Speaking about the company’s camera filters, Ruffell says, “Contrary to popular belief that filters would not be required with Digital SLRs, the reality was that, because the cameras had on-board monitors, photographers had a much better idea of what a colour correction or graduated filter would look like before they took their shots with a DSLR, than they did with a SLR film camera. Demand for our stills filters consequently went through the roof.”
It’s proved to be a similar success story with NDs in the stills market, as Ruffell explains, “When a large format photographer had previously worked on slow 25 or 50ASA film, at F22, with a long exposure to achieve a particular result, new rules applied in getting the same outcome from a DSLR. The new sweet spot of F8 or F11 at 200ASA meant the exposures were necessarily shorter. Extending the exposure time, that many photographers wanted creatively, meant finding a way to reduce the light hitting the sensor. We saw an opportunity to create a 10-stop ND filter, which we called The Big Stopper, quickly followed by the 6-stop, Little Stopper. More recently we created the 15-stop Super Stopper for use in strongly sunlit conditions. These have proven to be hugely popular and have redefined long-exposure stills photography.”

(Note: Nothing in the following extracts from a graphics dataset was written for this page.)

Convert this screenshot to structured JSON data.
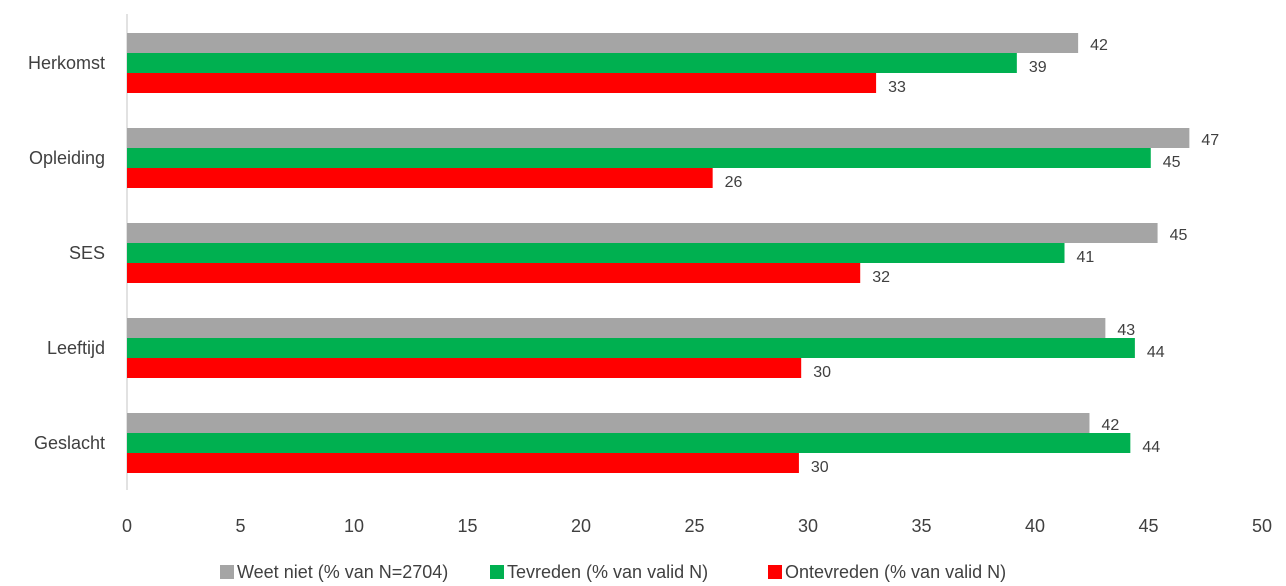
{
  "chart_data": {
    "type": "bar",
    "orientation": "horizontal",
    "title": "",
    "xlabel": "",
    "ylabel": "",
    "xlim": [
      0,
      50
    ],
    "x_ticks": [
      0,
      5,
      10,
      15,
      20,
      25,
      30,
      35,
      40,
      45,
      50
    ],
    "grid": false,
    "legend_position": "bottom",
    "categories": [
      "Herkomst",
      "Opleiding",
      "SES",
      "Leeftijd",
      "Geslacht"
    ],
    "series": [
      {
        "name": "Weet niet (% van N=2704)",
        "color": "#a5a5a5",
        "values": [
          41.9,
          46.8,
          45.4,
          43.1,
          42.4
        ],
        "labels": [
          "42",
          "47",
          "45",
          "43",
          "42"
        ]
      },
      {
        "name": "Tevreden (% van valid N)",
        "color": "#00b050",
        "values": [
          39.2,
          45.1,
          41.3,
          44.4,
          44.2
        ],
        "labels": [
          "39",
          "45",
          "41",
          "44",
          "44"
        ]
      },
      {
        "name": "Ontevreden (% van valid N)",
        "color": "#ff0000",
        "values": [
          33.0,
          25.8,
          32.3,
          29.7,
          29.6
        ],
        "labels": [
          "33",
          "26",
          "32",
          "30",
          "30"
        ]
      }
    ]
  }
}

Of course, that knack of having the right product at the right time has been a boon in the exploding digital cinematographic market. Transferring its ND know-how from resin to scratch-resistant glass products, LEE Filters now manufactures the PanaND range of neutral density filters for Panavision, and is shipping its own-branded ProGlass Cine IRND filter range. The filters are manufactured from flat, 4mm thick, scratch-resistant glass, with metal rims, and are available in two sizes (4”x5.65” and 6.6”x6.6”) and seven densities – from 0.3ND to 2.1ND. The metal rims are etched with details of the filter density, to aid ease of use on-set.
“Cinematographers like to be able to control light input, often wanting to work wide open, and our NDs act like a third iris,” says Ruffell. “And as they also often shoot with multiple cameras, accurate colour temperature control between different sets of NDs is an absolute priority for DPs. We check the colour temperature of every single filter that goes out from here, so cinematographers know their ND filtration will be perfectly accurate and consistent.”
The advent of LED lighting also created another opportunity. Ruffell explains, “The original LEDs were very bright, with a horrendous blue spike. Although the quality of LEDs lights is becoming better, they still need help in giving the right type of light for the different environments in which they are being used. One of the other stumbling blocks with LED lighting is that its intensity can contribute to fade times of standard lighting filters. To overcome this, our R&D team developed a new way of producing filters that ensures they last longer when used with LED lights. With a lifespan of up to 200 times longer than standard lighting filters our Zircon range is designed to last whilst also mitigating the specific issues of colour rendition.”
Neither Ruffell or Young could be drawn on precisely what’s coming next in the LEE Filters product line, although Ruffell did note, “We are always looking at the latest developments in camera and lens technologies, and how photographers, cinematographers, designers and architects want to handle light. So you’ll have to keep watching this space. What I would say is that a LEE Filters product will always do the job and will never let you down.”